11 gallons in MLT and HLT, recirc and mash-in

Attain mash temp and continuous recirc (Brutus 20 style)

Meanwhile bring 11 gallons in BK to sparge temp

Raise mash to mashout temp, then drain enough wort from MLT into HLT for full boil volume ( there should still be 5 or so gallons of wort and grain in the MLT)

Isolate HLT, then recirc MLT and BK for 10 minutes

Drain MLT into BK until HLT and BK both contain full boil volumes.

At this point you have both batches of a pseudo-partigyle. The gravities are different in the 2 BK's, so if they should be equal, you need to hook up both pumps and blend the two kettles for 15 minutes or so (check with refractometer every 5 minutes is my plan).

Double boil baby. Deal with double chilling. I would use dual whirlpool immersion chilling, with iced water from the MLT and 2 additional submersible pumps.

I am expecting efficiency similar or better than 70%. Seems it should be slightly more efficient than a 2 vessel recirculating system.

Anyone see any serious holes or oversights? Thank you in advance if you read and understood it all, I wish I could make a flash animation of this process.
 
I think that this would work, and for brewing large batches of small gravity beers, I think you would be fine. Essentially you have taken a recirculating no sparge system and made it a recirculating batch sparge system. I see two main things.

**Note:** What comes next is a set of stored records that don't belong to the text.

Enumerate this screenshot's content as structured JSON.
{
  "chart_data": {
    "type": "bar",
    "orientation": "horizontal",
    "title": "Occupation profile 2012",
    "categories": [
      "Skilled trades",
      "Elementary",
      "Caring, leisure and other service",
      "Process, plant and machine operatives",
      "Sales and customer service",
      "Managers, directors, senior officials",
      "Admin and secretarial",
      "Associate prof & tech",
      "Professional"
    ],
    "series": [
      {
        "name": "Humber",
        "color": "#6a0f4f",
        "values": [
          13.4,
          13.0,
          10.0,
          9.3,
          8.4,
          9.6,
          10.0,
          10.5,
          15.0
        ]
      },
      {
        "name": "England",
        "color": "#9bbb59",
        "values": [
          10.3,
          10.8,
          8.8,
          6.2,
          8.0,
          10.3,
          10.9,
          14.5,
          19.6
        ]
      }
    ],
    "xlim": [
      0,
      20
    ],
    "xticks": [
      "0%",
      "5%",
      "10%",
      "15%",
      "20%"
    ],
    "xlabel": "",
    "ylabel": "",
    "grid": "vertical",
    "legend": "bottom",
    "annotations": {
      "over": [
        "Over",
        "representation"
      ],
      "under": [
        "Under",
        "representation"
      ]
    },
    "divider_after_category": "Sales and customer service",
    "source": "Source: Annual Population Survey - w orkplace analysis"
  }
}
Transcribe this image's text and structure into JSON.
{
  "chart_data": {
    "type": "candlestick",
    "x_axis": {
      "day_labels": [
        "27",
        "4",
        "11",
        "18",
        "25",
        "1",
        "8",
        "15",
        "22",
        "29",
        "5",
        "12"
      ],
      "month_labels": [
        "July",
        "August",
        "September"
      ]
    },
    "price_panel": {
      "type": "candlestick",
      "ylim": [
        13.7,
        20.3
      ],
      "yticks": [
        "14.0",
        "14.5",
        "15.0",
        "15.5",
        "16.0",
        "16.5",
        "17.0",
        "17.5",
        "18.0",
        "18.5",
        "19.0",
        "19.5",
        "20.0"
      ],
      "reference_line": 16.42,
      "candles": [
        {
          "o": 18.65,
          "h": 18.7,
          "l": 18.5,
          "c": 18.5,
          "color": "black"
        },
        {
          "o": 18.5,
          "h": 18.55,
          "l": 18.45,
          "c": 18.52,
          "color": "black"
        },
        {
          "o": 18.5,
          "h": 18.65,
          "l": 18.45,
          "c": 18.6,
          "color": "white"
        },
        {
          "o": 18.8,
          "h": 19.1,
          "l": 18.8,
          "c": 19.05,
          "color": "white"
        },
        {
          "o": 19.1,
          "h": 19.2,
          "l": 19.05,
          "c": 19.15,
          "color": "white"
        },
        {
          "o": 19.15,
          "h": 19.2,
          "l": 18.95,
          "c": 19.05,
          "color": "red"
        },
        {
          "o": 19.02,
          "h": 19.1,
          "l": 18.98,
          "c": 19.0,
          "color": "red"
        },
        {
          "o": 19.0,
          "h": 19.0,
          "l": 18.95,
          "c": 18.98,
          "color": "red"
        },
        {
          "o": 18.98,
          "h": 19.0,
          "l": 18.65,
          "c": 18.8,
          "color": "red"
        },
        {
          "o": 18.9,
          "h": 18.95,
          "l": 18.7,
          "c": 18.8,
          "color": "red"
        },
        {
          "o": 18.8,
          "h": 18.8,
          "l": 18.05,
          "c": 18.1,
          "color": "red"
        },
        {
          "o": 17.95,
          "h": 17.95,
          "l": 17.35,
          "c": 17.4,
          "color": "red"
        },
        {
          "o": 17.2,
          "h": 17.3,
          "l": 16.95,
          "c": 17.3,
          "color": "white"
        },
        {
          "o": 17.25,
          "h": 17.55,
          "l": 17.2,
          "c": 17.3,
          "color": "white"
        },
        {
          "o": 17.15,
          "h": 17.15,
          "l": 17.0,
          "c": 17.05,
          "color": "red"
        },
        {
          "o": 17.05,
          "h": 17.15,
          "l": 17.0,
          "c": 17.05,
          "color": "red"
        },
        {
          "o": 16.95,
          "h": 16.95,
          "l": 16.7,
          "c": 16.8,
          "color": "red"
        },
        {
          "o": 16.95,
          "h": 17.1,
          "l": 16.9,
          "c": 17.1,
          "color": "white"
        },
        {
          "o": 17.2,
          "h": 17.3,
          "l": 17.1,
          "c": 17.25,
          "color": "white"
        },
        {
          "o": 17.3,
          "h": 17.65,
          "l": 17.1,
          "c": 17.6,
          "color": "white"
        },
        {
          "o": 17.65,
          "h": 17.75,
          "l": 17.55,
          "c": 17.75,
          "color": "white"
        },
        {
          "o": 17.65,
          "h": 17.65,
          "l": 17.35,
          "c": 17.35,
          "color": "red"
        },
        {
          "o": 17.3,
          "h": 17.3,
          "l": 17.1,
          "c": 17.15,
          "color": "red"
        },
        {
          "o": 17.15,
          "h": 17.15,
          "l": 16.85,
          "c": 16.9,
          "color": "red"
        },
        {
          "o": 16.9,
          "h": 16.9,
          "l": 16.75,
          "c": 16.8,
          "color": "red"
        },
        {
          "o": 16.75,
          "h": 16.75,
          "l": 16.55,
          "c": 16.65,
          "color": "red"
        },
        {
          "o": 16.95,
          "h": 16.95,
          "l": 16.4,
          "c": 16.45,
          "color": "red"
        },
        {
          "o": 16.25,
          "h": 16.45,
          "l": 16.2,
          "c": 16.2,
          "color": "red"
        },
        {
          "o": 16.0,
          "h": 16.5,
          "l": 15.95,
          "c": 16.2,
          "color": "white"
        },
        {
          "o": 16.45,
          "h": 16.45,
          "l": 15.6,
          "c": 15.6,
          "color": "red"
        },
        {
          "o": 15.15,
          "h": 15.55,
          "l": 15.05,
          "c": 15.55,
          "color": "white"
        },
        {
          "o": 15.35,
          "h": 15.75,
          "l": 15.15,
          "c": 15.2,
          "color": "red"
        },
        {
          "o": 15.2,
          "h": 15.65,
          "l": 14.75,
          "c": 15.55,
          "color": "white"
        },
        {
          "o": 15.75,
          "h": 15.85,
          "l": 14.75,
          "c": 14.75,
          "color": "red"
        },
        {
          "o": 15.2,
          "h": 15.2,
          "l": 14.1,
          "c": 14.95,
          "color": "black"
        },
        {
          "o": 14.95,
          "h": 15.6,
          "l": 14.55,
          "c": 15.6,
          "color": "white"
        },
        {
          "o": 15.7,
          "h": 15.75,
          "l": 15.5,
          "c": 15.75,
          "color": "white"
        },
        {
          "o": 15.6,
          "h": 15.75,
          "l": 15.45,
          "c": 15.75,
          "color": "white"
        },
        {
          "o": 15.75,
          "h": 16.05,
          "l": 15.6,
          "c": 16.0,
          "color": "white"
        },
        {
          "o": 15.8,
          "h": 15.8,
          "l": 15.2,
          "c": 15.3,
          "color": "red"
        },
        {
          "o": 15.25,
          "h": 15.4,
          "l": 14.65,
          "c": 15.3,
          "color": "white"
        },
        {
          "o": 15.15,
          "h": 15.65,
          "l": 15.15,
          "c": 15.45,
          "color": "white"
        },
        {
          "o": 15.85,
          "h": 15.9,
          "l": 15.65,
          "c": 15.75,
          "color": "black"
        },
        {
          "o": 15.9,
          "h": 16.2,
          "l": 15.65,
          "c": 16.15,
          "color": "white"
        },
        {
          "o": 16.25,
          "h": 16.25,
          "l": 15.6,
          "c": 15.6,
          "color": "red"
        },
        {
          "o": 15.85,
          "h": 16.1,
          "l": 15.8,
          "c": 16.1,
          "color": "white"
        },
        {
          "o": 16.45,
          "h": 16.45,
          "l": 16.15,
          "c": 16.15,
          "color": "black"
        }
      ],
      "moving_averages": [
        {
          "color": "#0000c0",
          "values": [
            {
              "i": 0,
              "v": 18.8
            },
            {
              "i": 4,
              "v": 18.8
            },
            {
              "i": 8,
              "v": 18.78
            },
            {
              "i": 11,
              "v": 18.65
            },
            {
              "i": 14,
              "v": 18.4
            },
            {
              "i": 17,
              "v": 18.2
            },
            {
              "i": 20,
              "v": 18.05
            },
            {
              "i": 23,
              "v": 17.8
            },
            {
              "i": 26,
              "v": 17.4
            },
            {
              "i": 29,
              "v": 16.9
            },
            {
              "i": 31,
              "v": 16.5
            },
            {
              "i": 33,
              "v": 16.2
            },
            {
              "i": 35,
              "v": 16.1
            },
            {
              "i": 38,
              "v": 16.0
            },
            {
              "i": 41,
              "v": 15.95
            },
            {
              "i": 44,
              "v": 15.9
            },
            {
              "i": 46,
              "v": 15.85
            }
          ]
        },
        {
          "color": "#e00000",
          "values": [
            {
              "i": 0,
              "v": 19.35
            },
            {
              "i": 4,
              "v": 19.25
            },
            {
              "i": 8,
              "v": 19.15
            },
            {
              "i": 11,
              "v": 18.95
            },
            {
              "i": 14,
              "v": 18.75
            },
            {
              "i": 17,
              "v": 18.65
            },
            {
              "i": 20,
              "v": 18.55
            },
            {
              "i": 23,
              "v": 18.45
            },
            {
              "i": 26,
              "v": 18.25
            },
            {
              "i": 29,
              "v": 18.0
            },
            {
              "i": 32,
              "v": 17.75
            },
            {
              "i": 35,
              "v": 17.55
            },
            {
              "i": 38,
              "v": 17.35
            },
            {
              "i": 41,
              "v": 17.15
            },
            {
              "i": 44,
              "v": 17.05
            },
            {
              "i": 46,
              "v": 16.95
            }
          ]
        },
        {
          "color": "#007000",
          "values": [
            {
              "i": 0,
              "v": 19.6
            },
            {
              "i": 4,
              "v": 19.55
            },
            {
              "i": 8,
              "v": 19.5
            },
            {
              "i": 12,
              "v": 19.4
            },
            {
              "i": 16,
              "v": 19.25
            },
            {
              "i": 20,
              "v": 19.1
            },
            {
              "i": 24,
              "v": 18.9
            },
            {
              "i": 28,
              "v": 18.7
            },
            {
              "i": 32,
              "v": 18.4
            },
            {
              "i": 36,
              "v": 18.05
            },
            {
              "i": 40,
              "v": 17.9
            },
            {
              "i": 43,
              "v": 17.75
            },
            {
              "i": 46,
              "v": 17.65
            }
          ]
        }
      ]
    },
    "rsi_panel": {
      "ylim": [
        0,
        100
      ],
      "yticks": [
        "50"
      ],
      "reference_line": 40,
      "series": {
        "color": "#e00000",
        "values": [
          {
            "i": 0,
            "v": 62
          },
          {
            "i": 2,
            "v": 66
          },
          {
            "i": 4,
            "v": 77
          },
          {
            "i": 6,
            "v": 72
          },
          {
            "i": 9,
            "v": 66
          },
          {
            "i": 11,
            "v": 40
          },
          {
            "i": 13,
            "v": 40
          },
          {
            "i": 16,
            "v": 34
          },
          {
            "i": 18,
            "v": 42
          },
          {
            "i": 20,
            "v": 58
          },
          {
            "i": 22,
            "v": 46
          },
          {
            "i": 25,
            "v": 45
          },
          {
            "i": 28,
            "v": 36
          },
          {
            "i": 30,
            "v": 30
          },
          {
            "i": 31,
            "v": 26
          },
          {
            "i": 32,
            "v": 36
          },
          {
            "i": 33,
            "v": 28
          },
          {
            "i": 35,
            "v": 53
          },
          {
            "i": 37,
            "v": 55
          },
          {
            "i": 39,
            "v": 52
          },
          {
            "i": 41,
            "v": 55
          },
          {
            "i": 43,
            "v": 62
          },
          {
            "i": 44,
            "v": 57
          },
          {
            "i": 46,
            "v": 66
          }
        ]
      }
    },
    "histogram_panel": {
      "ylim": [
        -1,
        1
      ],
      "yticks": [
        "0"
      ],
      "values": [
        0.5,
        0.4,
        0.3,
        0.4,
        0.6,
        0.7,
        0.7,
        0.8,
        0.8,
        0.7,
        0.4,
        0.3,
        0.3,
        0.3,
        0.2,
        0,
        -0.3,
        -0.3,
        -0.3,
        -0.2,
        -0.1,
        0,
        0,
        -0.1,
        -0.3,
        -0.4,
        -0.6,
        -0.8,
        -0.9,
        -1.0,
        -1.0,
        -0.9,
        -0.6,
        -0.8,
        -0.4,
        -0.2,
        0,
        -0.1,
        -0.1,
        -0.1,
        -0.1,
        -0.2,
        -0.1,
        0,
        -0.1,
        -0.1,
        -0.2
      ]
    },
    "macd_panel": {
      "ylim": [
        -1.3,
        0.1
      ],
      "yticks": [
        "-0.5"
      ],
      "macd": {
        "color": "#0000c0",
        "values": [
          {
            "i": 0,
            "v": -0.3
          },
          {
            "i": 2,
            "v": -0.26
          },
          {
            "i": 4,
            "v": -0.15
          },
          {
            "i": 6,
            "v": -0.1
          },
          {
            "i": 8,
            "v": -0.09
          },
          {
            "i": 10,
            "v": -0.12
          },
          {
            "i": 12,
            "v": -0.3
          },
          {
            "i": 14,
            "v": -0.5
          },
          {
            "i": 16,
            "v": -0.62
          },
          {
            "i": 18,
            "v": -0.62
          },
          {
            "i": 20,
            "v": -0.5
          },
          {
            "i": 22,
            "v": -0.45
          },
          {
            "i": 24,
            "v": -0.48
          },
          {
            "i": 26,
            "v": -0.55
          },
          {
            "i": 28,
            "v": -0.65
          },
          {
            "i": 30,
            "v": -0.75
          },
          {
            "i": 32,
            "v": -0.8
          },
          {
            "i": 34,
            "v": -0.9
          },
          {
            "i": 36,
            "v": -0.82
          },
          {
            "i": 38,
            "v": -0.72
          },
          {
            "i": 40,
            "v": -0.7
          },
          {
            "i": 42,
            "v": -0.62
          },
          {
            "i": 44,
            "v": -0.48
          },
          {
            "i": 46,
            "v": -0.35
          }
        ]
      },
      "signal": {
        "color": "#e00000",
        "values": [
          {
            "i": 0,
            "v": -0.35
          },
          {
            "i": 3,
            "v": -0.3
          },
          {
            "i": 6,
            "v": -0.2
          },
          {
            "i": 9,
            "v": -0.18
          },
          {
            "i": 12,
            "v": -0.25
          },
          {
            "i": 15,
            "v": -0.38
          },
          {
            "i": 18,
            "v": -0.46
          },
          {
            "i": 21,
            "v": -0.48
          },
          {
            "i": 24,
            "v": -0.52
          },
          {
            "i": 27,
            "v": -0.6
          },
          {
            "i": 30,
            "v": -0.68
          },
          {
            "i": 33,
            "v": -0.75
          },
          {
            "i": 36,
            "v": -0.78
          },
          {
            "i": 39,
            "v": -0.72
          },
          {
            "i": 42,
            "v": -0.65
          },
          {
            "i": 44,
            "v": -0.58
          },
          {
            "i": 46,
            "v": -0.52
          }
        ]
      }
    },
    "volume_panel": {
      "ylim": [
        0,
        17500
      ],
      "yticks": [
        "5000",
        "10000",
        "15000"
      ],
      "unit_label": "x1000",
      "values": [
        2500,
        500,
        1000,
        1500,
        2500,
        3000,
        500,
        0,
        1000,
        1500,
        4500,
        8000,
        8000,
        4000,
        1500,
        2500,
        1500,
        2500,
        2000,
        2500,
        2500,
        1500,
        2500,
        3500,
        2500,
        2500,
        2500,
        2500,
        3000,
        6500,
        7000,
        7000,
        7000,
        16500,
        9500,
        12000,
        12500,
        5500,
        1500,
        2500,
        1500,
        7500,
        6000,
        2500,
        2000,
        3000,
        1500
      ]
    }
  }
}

1. Given that you can fit 37.2 lbs of grain in a sanke at 1.25 qt/lb for the recirc, the biggest beer you could brew 24 gallons of would be 1.038 SG (if you combined everything). I like sessions beers a lot and make all sorts of them. 1.038 is still quite low.

2. You could get the second runnings thin enough that you might start to run into tannin extraction issues and need to be careful of pH, negating one of the big assets of the brutus 20 setup (that you dont have to worry about those things).

I am too tired to run the numbers right now, but you might look into what happens if you run 12 gallons on the first one and then run a 5 or 6 gallon batch out of the second runnings. I dont think it would be too hard to set everything up in excel to give you your numbers and you would boost your combined SG maximum to 1.050 (given a combined final volume of 18 gallons).

One last thing. I was confused about the HLT and what it was doing until I read it a second and third time. Just call them BK1 and BK2 and I think it would be more clear.

J
 
Thanks JF for reply, but upon thinking about this further, I believe it would work better with a rims tube heater, which wouldn't be too hard to add. In my case above I would be direct heating the mash wort while it is in the kettles, and then it would have to be pumped back in an evenly circulated manner. Seems like too much hassle, and too much chance for the wort temp to fluctuate... like where would I put the temp probe? I can't imagine keeping the temp even enough. I guess the BK1 and 2 could have hex coils and heat the mash indirectly... My brain hurts.